All the aspects mentioned in the paper can play a positive and vital role in the tourism sector, but only after the management strategies have worked upon the city fabric to enhance the visitors’ experience. Heritage is an irreplaceable resource and has to be looked after for its own sake and not for that of tourism only; protection of heritage will automatically give a boost to tourism. This invokes a system of integrated heritage management, in which tourism plays its part and the education and heritage management needs remain crucial for long-term benefits. This approach synthesizes the requirement of two sequential actions – cultural resource management plans and a heritage zone plan to integrate cultural resource management with the planning decisions. Also complex, heterogeneous, and layered built heritage, constituting our historic towns and cities is still outside the scope of any kind of management due to limited policy and procedures for maintenance and conservation. The ‘sense’ of a city – that it is historical, dynamic and alive – has to be translated into cultural resource information in order to reinstate it as one of the greatest cities of the world – Hyderabad – the city of Charminar.
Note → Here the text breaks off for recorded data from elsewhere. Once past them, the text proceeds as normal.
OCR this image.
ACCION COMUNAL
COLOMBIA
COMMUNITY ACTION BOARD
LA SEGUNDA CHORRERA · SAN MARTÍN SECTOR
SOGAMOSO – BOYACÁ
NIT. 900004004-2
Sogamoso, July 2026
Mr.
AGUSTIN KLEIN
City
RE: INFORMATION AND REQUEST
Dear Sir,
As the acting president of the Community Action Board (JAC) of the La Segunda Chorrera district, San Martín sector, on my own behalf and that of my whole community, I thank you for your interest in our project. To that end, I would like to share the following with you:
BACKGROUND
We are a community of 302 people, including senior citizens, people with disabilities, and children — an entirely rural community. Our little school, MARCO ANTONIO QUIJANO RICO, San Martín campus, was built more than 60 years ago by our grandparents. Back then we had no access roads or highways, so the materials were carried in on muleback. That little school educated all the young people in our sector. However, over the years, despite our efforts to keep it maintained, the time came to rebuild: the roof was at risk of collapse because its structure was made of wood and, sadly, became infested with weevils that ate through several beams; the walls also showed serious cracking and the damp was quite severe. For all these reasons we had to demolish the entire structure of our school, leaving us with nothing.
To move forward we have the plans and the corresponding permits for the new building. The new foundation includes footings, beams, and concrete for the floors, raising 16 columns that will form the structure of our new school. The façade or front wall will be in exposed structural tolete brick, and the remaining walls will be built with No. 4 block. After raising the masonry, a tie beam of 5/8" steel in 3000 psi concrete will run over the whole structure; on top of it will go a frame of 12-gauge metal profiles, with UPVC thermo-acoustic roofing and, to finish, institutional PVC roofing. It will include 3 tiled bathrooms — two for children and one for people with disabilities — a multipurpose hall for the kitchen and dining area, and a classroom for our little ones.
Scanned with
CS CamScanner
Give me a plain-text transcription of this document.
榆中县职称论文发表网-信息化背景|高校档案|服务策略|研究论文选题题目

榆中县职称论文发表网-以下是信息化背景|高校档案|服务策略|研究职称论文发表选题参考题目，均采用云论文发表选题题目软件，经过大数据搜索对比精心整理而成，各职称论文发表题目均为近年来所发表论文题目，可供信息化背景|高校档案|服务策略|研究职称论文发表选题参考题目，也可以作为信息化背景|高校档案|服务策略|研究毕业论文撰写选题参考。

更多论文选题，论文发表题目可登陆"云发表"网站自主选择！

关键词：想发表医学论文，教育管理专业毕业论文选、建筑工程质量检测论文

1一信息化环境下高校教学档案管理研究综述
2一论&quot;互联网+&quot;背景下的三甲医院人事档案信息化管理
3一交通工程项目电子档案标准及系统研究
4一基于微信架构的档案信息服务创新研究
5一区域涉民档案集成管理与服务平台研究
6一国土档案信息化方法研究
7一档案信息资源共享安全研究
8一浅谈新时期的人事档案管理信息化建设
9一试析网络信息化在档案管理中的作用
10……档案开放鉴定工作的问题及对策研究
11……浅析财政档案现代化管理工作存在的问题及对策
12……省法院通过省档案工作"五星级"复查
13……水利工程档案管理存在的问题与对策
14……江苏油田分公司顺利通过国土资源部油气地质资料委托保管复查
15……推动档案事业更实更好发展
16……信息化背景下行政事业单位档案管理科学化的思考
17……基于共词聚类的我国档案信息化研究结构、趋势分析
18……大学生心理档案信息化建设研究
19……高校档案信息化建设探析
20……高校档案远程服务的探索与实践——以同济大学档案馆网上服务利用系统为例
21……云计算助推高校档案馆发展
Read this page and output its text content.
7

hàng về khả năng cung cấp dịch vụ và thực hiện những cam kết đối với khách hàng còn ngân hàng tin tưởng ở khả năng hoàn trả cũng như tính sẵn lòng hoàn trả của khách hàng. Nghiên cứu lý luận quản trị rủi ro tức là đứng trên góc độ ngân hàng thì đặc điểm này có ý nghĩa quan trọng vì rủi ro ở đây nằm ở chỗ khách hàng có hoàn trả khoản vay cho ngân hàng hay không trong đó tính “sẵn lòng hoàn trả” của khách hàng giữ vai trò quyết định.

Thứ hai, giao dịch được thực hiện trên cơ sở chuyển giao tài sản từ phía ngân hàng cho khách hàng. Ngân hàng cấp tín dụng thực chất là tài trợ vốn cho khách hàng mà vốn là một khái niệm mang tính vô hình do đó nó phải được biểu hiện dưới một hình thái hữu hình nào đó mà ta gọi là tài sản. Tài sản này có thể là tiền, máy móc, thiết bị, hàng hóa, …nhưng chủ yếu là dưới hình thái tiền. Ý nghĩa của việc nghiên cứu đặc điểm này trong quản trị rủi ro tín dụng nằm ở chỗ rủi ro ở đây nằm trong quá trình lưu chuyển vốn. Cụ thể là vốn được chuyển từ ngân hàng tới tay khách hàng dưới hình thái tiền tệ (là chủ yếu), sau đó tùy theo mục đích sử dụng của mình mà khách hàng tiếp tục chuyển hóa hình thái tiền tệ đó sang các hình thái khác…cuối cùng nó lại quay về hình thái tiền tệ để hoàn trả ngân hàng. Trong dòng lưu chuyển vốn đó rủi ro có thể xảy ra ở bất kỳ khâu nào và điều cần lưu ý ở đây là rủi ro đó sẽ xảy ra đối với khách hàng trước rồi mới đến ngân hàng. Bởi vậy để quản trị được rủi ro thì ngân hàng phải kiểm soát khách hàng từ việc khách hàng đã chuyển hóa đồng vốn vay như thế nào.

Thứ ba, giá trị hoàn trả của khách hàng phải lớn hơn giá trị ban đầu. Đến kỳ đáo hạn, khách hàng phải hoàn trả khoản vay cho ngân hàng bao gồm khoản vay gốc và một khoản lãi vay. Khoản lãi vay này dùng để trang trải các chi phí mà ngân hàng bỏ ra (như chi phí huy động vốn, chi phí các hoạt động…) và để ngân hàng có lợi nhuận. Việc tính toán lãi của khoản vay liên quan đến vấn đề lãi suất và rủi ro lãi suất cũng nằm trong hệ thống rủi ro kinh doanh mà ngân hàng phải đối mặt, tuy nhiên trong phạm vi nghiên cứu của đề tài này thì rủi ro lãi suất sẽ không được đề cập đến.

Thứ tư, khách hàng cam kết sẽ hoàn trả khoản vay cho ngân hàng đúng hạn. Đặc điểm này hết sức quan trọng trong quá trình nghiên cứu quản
‘Charminar Promenades’, as the heritage walks were called, were designed for the rediscovery of the walled city, to disseminate the cultural resource information generated by the study to the people of the walled city as well as the visitors. The product is already out in the form of brochures, technical drawings and text. The walks were flagged off on 27th September 2000 with an impressive number of participants including the local MLAs (Member of Legislative Assembly) and bureaucrats. However, the walks remain a product for tourist consumption. They are separate from the real needs of management of the walled city of Hyderabad and remain a small achievement for both the walled city and the conservation professional. The complete picture is much larger, complex and involves policy decisions, procedures and management strategies to be established. The definition & identification of what has to be ‘managed’ is the first & crucial step of the management process and the heritage team was able to do that very well. The process enriched us and all the people we interacted with and through that we were able to challenge perceptions and change mindsets. ‘Charminar Promenades’ demonstrate a paradigm shift towards holistic understanding but there is still a long way to go.